A RTP devia ser um dos pilares da nossa democracia. Num país onde a maioria das pessoas continua a informar-se pela televisão, ter um canal público independente é um bem essencial. Não se trata de saudosismo nem de nacionalismos: trata-se de assegurar que existe, no espaço mediático português, um lugar onde o jornalismo se faça com tempo, com critério e com responsabilidade.
Infelizmente, isso nem sempre acontece. A decisão recente de exonerar o diretor de informação, sem sequer ouvir o Conselho de Redação como manda a lei, revela uma fragilidade estrutural. Há conselhos e regulamentos, sim. Mas se quem tem poder decide ignorá-los, o sistema vacila. E quando vacila a RTP, vacila a confiança do público.
Olhemos lá para fora. No Reino Unido, a BBC continua a ser um exemplo, mesmo com todos os seus desafios. Tem um modelo de financiamento claro, uma missão de serviço público bem definida e resistiu, ao longo de décadas, a várias tentativas de controlo político. Na Dinamarca, a DR é financiada por uma taxa universal e preserva uma linha editorial respeitada e independente. Suécia, Finlândia, Noruega - todos têm canais públicos robustos, protegidos de ingerências externas e fiscalizados por entidades verdadeiramente independentes. Até Espanha, onde a RTVE viveu períodos turbulentos, deu passos em frente ao cortar a publicidade e estabilizar o seu modelo de governação.
Em Portugal, continuamos a adiar decisões estruturais. Continuamos a fingir que a RTP pode ser neutra e independente sem um modelo de financiamento sólido, sem transparência nas nomeações e sem blindagem contra o poder político. Continuamos a aceitar que a televisão pública seja usada como campo de batalhas partidárias ou palco de interesses momentâneos.
Mas a televisão pública não pode servir interesses. Tem de servir o público. Tem de estar ao lado dos cidadãos, mesmo quando isso incomoda os poderes instalados. Tem de falar do que importa, mesmo que não dê audiências. E, acima de tudo, tem de garantir que o jornalismo seja feito com liberdade e responsabilidade.

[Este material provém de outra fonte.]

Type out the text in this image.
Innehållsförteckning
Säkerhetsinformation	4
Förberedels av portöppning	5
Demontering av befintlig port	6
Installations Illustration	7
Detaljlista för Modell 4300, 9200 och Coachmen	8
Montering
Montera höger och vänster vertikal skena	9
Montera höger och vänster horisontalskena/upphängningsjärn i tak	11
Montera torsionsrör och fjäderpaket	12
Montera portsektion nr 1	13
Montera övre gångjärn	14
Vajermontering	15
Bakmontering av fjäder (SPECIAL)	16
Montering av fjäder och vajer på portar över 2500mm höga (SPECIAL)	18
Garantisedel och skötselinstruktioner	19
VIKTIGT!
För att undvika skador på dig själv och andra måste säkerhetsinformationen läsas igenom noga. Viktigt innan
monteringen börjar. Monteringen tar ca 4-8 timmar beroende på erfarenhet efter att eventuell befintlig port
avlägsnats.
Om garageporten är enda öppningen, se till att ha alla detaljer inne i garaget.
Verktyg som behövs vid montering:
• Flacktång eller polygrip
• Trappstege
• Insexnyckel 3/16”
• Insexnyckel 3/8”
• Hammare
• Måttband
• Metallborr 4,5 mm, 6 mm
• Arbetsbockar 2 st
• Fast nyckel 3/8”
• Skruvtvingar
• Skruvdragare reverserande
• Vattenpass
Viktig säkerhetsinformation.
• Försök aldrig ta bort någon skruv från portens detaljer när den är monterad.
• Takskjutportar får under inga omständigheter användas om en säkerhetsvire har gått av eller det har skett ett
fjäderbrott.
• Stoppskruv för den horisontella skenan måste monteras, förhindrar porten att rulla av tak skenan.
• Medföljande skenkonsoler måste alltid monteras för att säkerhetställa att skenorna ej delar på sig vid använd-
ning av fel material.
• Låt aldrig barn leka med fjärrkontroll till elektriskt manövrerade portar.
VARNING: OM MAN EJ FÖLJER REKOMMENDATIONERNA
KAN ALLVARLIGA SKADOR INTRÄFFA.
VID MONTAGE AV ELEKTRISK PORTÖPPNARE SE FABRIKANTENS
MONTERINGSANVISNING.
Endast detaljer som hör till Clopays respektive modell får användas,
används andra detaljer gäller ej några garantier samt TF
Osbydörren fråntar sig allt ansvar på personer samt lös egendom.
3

É altura de Portugal decidir o que quer da RTP. Um canal submisso e vulnerável, ou uma televisão pública adulta, crítica, aberta, plural e à altura do país que queremos ser?
Porque, num tempo de desinformação, ruído e desconfiança, o jornalismo independente não é um luxo. É um serviço essencial. E a televisão pública deveria ser o seu bastião mais firme.